The work will restore the Dye House of Thomas Whitty’s original carpet factory, together with its surrounding boundary walls and the Dye Garden will be cleared. The Dye House is the only part of the original factory that survived the 1828 fire which started on 23rd January in an adjoining Malthouse, destroying most of the premises. Thomas Whitty set up his cloth-making business in 1737 in what is now Silver Street. He started to weave carpets in 1755 on the same site. After his death in 1792, his son and grandson continued the business which later became known as Axminster Carpets.
Chairman of the Trustees, John Church said ‘The Dye House has been derelict for many years. Now 300 years from the date of Thomas Whitty’s birth (1716) it seems very appropriate that, thanks to this Making it Local grant, we can start its restoration’
This first part of the final phase of the Axminster Heritage Centre project will now start this winter – ahead of schedule.

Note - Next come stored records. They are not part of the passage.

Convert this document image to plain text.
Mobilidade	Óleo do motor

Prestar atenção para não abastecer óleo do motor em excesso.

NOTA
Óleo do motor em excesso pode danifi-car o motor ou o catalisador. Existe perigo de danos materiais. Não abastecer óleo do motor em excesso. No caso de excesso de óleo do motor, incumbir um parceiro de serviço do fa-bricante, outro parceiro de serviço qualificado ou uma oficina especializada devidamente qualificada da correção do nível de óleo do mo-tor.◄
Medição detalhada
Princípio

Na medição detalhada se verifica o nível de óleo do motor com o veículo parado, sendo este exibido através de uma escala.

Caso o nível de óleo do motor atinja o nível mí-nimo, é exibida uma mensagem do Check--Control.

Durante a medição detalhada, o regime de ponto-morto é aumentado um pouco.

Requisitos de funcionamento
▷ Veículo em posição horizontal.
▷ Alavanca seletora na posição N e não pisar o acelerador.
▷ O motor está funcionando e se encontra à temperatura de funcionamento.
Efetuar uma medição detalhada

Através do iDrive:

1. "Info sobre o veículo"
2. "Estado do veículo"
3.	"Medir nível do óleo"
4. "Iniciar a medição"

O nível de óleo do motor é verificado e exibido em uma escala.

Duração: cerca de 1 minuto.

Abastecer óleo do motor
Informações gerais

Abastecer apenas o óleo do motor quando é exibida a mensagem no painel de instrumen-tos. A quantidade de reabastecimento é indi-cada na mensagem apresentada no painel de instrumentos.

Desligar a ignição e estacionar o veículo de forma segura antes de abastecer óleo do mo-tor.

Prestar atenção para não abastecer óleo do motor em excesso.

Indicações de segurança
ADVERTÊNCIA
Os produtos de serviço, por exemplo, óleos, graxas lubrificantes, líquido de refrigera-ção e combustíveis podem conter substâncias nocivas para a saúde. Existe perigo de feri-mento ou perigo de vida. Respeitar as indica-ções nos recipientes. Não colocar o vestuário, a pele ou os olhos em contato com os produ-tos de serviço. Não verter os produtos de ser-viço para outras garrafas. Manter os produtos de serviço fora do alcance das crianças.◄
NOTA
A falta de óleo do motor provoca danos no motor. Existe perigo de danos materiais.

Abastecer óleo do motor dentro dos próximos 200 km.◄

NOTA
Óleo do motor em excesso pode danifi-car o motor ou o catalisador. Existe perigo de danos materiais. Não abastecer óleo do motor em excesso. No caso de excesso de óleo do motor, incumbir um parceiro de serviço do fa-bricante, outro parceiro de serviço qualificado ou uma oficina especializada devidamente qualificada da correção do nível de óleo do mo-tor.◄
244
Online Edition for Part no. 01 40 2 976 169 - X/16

The work will also see the old toilet block demolished and new toilets/kitchenette constructed, the rear windows of the Drill Hall will be restored and the large double doors to the garden replaced and repositioned.
The Heritage Centre Exhibition Hall will reopen in the spring incorporating the new extended space for the collection, as well as the Dye House and garden. Meanwhile the Bradshaw Meeting Room continues to be used for events and is also available for hire.